D. ferrophilus MIC on C1018 carbon steel in EASW was used as a model system in this Tafel scan scheme study. The results from 450 mL glass cells show that the icorr obtained by using a single working electrode for two half-scans: anodic and cathodic scans, had a maximum icorr deviation of 7.1% compared to the standard, which was practically negligible. Corrosion potential (Ecorr) was very close to OCP. In contrast, the single continuous Tafel scan from the most negative to the most positive voltage (i.e., traditional scan scheme with a single working electrode) provided a deviation of 88% in icorr compared to the reference. The reversed-direction continuous scan (from most positive to most negative) also caused a similarly large deviation in icorr. The distortion of PDP curve was found in both continuous scan schemes. The continuous scan from cathodic to anodic region resulted in the compression of the cathodic (first half of the scan) voltage range and stretching of the anodic voltage range, which moved Ecorr considerably lower from OCP, while the reversed-direction continuous scan caused compression in the anodic curve, and the cathodic curve was stretched with the Ecorr shifting considerably upward above OCP.

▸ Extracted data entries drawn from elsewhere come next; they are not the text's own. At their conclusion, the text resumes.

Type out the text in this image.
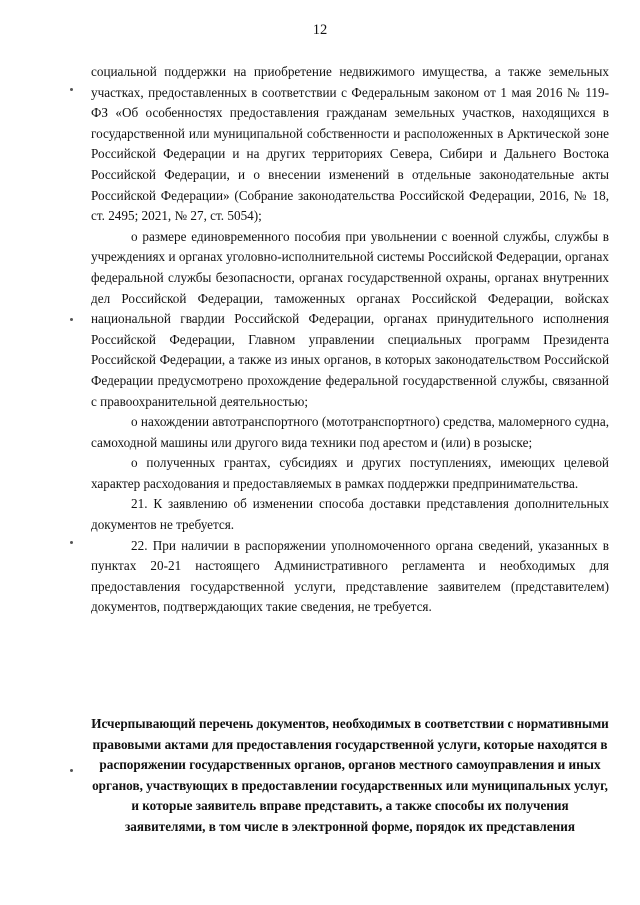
12

социальной поддержки на приобретение недвижимого имущества, а также земельных участках, предоставленных в соответствии с Федеральным законом от 1 мая 2016 № 119-ФЗ «Об особенностях предоставления гражданам земельных участков, находящихся в государственной или муниципальной собственности и расположенных в Арктической зоне Российской Федерации и на других территориях Севера, Сибири и Дальнего Востока Российской Федерации, и о внесении изменений в отдельные законодательные акты Российской Федерации» (Собрание законодательства Российской Федерации, 2016, № 18, ст. 2495; 2021, № 27, ст. 5054);

о размере единовременного пособия при увольнении с военной службы, службы в учреждениях и органах уголовно-исполнительной системы Российской Федерации, органах федеральной службы безопасности, органах государственной охраны, органах внутренних дел Российской Федерации, таможенных органах Российской Федерации, войсках национальной гвардии Российской Федерации, органах принудительного исполнения Российской Федерации, Главном управлении специальных программ Президента Российской Федерации, а также из иных органов, в которых законодательством Российской Федерации предусмотрено прохождение федеральной государственной службы, связанной с правоохранительной деятельностью;

о нахождении автотранспортного (мототранспортного) средства, маломерного судна, самоходной машины или другого вида техники под арестом и (или) в розыске;

о полученных грантах, субсидиях и других поступлениях, имеющих целевой характер расходования и предоставляемых в рамках поддержки предпринимательства.

21. К заявлению об изменении способа доставки представления дополнительных документов не требуется.

22. При наличии в распоряжении уполномоченного органа сведений, указанных в пунктах 20-21 настоящего Административного регламента и необходимых для предоставления государственной услуги, представление заявителем (представителем) документов, подтверждающих такие сведения, не требуется.

Исчерпывающий перечень документов, необходимых в соответствии с нормативными правовыми актами для предоставления государственной услуги, которые находятся в распоряжении государственных органов, органов местного самоуправления и иных органов, участвующих в предоставлении государственных или муниципальных услуг, и которые заявитель вправе представить, а также способы их получения заявителями, в том числе в электронной форме, порядок их представления
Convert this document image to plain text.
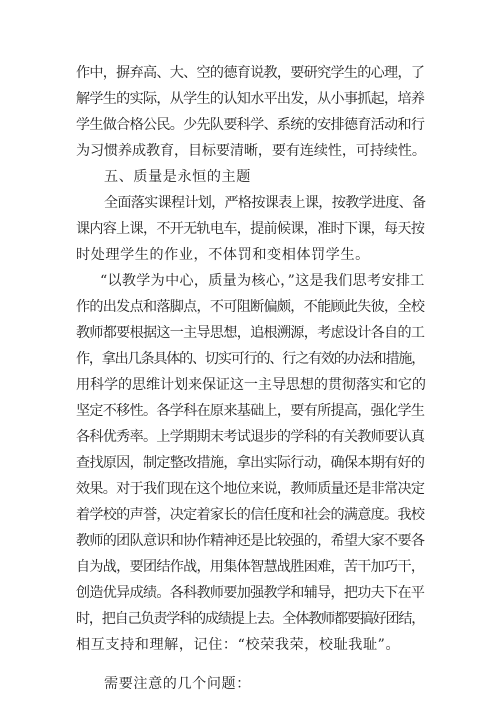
作中，摒弃高、大、空的德育说教，要研究学生的心理，了
解学生的实际，从学生的认知水平出发，从小事抓起，培养
学生做合格公民。少先队要科学、系统的安排德育活动和行
为习惯养成教育，目标要清晰，要有连续性，可持续性。
五、质量是永恒的主题
全面落实课程计划，严格按课表上课，按教学进度、备
课内容上课，不开无轨电车，提前候课，准时下课，每天按
时处理学生的作业，不体罚和变相体罚学生。
“以教学为中心，质量为核心，”这是我们思考安排工
作的出发点和落脚点，不可阻断偏颇，不能顾此失彼，全校
教师都要根据这一主导思想，追根溯源，考虑设计各自的工
作，拿出几条具体的、切实可行的、行之有效的办法和措施，
用科学的思维计划来保证这一主导思想的贯彻落实和它的
坚定不移性。各学科在原来基础上，要有所提高，强化学生
各科优秀率。上学期期末考试退步的学科的有关教师要认真
查找原因，制定整改措施，拿出实际行动，确保本期有好的
效果。对于我们现在这个地位来说，教师质量还是非常决定
着学校的声誉，决定着家长的信任度和社会的满意度。我校
教师的团队意识和协作精神还是比较强的，希望大家不要各
自为战，要团结作战，用集体智慧战胜困难，苦干加巧干，
创造优异成绩。各科教师要加强教学和辅导，把功夫下在平
时，把自己负责学科的成绩提上去。全体教师都要搞好团结，
相互支持和理解，记住：“校荣我荣，校耻我耻”。
需要注意的几个问题：
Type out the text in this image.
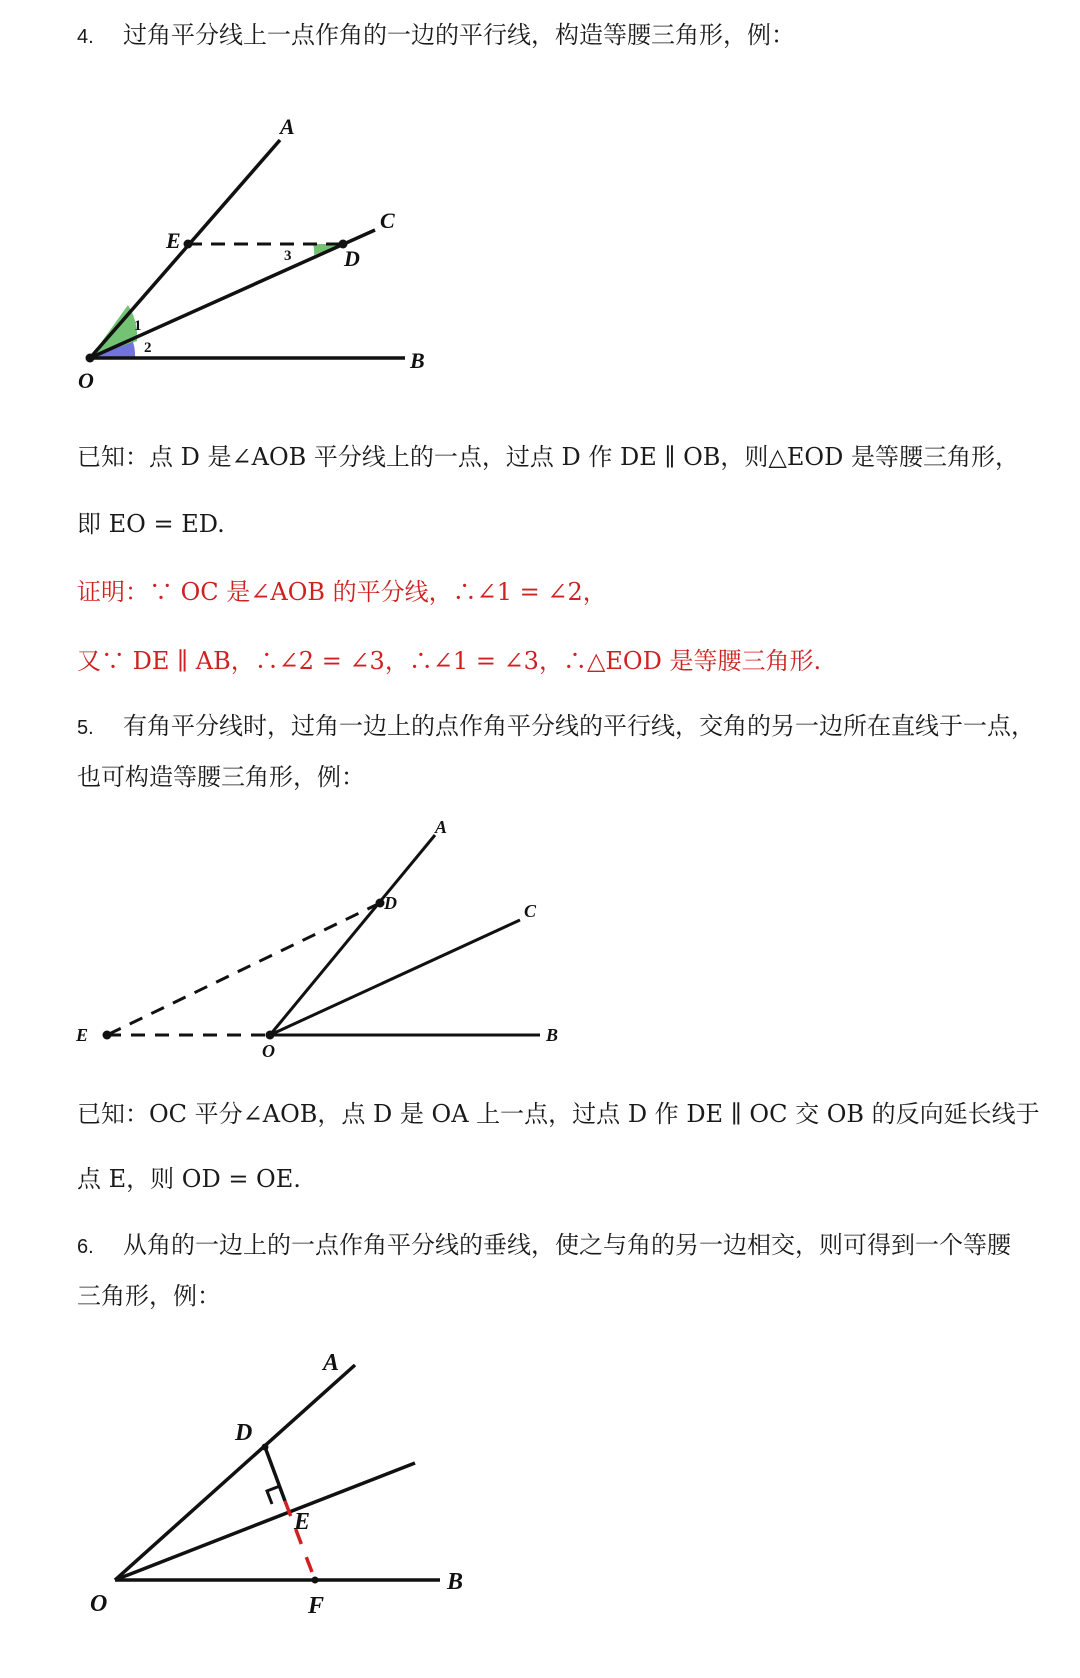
4. 过角平分线上一点作角的一边的平行线，构造等腰三角形，例：
A
C
E
D
O
B
1
2
3
已知：点 D 是∠AOB 平分线上的一点，过点 D 作 DE ∥ OB，则△EOD 是等腰三角形，
即 EO = ED.
证明：∵ OC 是∠AOB 的平分线，∴∠1 = ∠2，
又∵ DE ∥ AB，∴∠2 = ∠3，∴∠1 = ∠3，∴△EOD 是等腰三角形.
5. 有角平分线时，过角一边上的点作角平分线的平行线，交角的另一边所在直线于一点，
也可构造等腰三角形，例：
A
D	C
E
O
B
已知：OC 平分∠AOB，点 D 是 OA 上一点，过点 D 作 DE ∥ OC 交 OB 的反向延长线于
点 E，则 OD = OE.
6. 从角的一边上的一点作角平分线的垂线，使之与角的另一边相交，则可得到一个等腰
三角形，例：
A
D
E
O	F
B
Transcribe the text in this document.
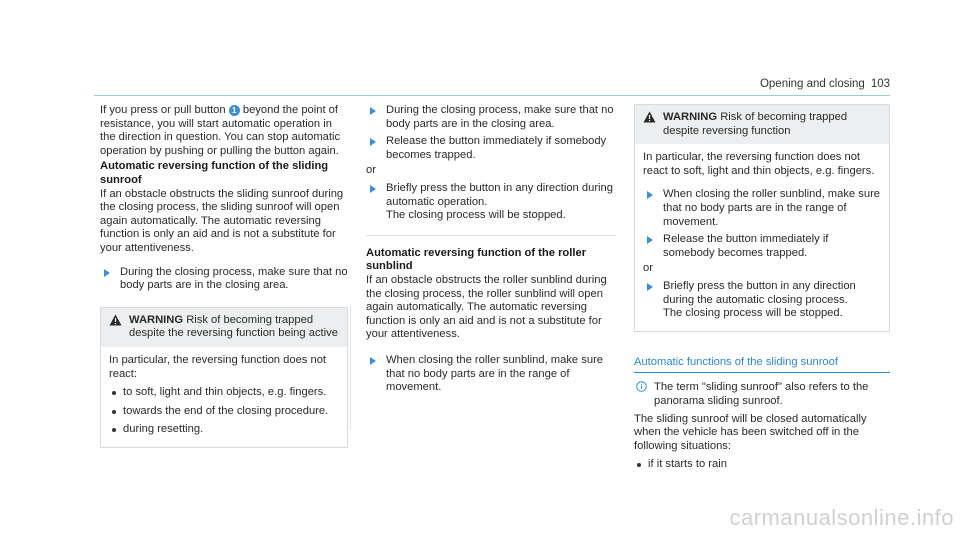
Opening and closing 103

If you press or pull button 1 beyond the point of resistance, you will start automatic operation in the direction in question. You can stop automatic operation by pushing or pulling the button again.

Automatic reversing function of the sliding sunroof

If an obstacle obstructs the sliding sunroof during the closing process, the sliding sunroof will open again automatically. The automatic reversing function is only an aid and is not a substitute for your attentiveness.

During the closing process, make sure that no body parts are in the closing area.
WARNING Risk of becoming trapped despite the reversing function being active

In particular, the reversing function does not react:

to soft, light and thin objects, e.g. fingers.
towards the end of the closing procedure.
during resetting.
During the closing process, make sure that no body parts are in the closing area.
Release the button immediately if somebody becomes trapped.

or

Briefly press the button in any direction during automatic operation.
The closing process will be stopped.

Automatic reversing function of the roller sunblind

If an obstacle obstructs the roller sunblind during the closing process, the roller sunblind will open again automatically. The automatic reversing function is only an aid and is not a substitute for your attentiveness.

When closing the roller sunblind, make sure that no body parts are in the range of movement.
WARNING Risk of becoming trapped despite reversing function

In particular, the reversing function does not react to soft, light and thin objects, e.g. fingers.

When closing the roller sunblind, make sure that no body parts are in the range of movement.
Release the button immediately if somebody becomes trapped.

or

Briefly press the button in any direction during the automatic closing process.
The closing process will be stopped.

Automatic functions of the sliding sunroof

The term "sliding sunroof" also refers to the panorama sliding sunroof.

The sliding sunroof will be closed automatically when the vehicle has been switched off in the following situations:

if it starts to rain
carmanualsonline.info
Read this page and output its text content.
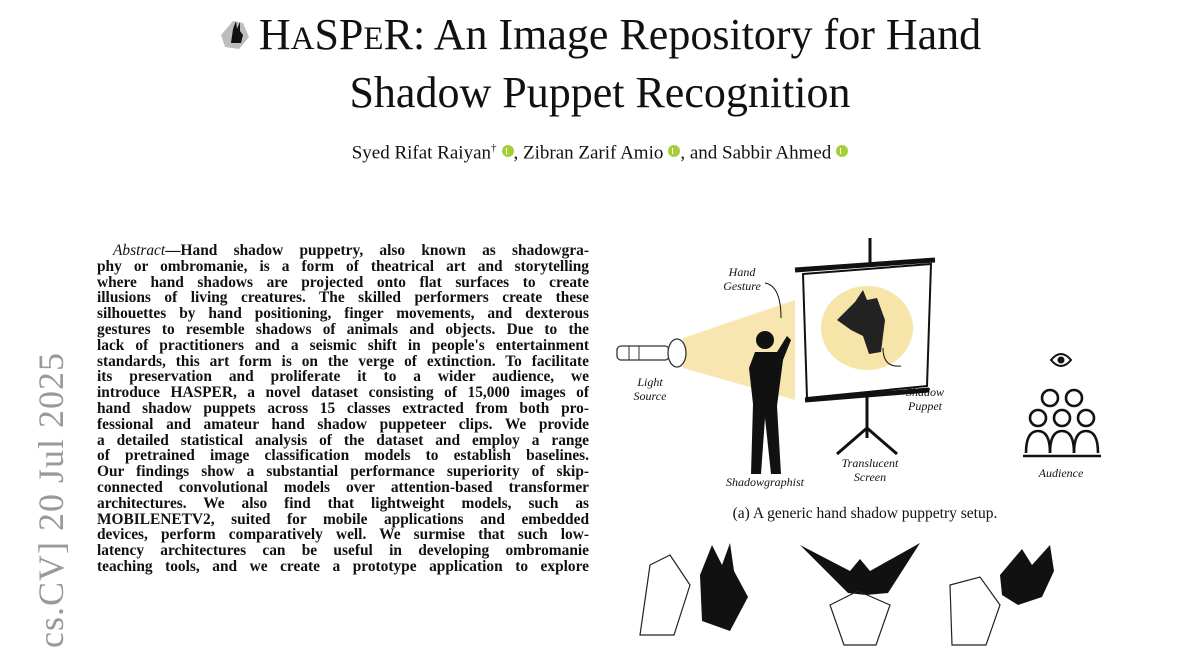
HASPER: An Image Repository for Hand
Shadow Puppet Recognition
Syed Rifat Raiyan† , Zibran Zarif Amio , and Sabbir Ahmed
cs.CV] 20 Jul 2025
Abstract—Hand shadow puppetry, also known as shadowgra-
phy or ombromanie, is a form of theatrical art and storytelling
where hand shadows are projected onto flat surfaces to create
illusions of living creatures. The skilled performers create these
silhouettes by hand positioning, finger movements, and dexterous
gestures to resemble shadows of animals and objects. Due to the
lack of practitioners and a seismic shift in people's entertainment
standards, this art form is on the verge of extinction. To facilitate
its preservation and proliferate it to a wider audience, we
introduce HASPER, a novel dataset consisting of 15,000 images of
hand shadow puppets across 15 classes extracted from both pro-
fessional and amateur hand shadow puppeteer clips. We provide
a detailed statistical analysis of the dataset and employ a range
of pretrained image classification models to establish baselines.
Our findings show a substantial performance superiority of skip-
connected convolutional models over attention-based transformer
architectures. We also find that lightweight models, such as
MOBILENETV2, suited for mobile applications and embedded
devices, perform comparatively well. We surmise that such low-
latency architectures can be useful in developing ombromanie
teaching tools, and we create a prototype application to explore
Hand Gesture
Light Source	Shadow Puppet
Shadowgraphist
Translucent Screen	Audience
(a) A generic hand shadow puppetry setup.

It was also found that the half scan scheme using a single working electrode did not alter the working electrode surface because back-to-back scans produced only a minor difference of up to 7.1% in icorr and a small difference in Ecorr. The results confirmed that continuous scans could alter a working electrode while half-scans starting from OCP did not, even though they all need only one working electrode. This means daily half-scans may be permissible.